Hostelworld Group has announced a significant increase in revenue for the third quarter, leading to an upward revision of its adjusted Ebitda guidance for the full year.
Impressive Revenue Growth
In Q3, the company's revenue soared by 38% to €75.2 million ($79.5 million). Additionally, the net gross transaction value of bookings less cancellations, which is the company's preferred metric, saw a 38% increase to €496.4 million.
Upgraded Earnings Guidance
Based on its strong performance, Hostelworld Group now expects its adjusted earnings before interest, taxes, depreciation, and amortization for the full year to be within the range of €17.5 million to €18 million. This is an upgrade from its previous guidance range of €16.5 million to €17 million.
Factors Influencing Net Average Booking Value
While the net average booking value experienced a 4% decrease to €14.94, Hostelworld Group attributes this decline to a higher proportion of bookings in Asian destinations. However, this was partially offset by continued bed price inflation.

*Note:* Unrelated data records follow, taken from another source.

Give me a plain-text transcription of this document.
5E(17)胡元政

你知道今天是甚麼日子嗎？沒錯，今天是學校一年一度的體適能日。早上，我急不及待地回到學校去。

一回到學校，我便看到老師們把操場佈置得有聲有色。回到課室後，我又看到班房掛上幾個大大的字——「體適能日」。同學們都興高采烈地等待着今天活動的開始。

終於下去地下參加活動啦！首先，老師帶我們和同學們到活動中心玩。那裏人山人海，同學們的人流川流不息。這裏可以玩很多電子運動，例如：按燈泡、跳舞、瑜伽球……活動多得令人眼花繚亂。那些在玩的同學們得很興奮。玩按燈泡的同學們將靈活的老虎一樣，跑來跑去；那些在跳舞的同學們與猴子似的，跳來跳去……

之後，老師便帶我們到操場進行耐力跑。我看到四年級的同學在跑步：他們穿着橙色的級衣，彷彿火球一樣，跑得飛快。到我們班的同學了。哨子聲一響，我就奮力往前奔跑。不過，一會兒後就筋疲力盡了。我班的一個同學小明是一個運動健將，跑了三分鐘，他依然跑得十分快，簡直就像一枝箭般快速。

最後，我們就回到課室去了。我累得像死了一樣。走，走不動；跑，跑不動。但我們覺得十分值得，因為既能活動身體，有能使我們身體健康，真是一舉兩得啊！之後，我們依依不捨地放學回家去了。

Continued Growth and Recovery
Despite the challenges posed by the pandemic, Hostelworld Group witnessed a 43% YoY increase in net bookings, reaching a total of 5 million bookings. All regions experienced continued growth, with southern Europe, Asia, and Oceania destinations surpassing pre-pandemic levels.
Confidence in Future Growth
Chief Executive Gary Morrison expressed his confidence in the company's asset-light business model and its ability to generate long-term profitable growth and create value for shareholders.
Hostelworld Group's shares rose by 3.8% to 122.50 pence as of 0706 GMT.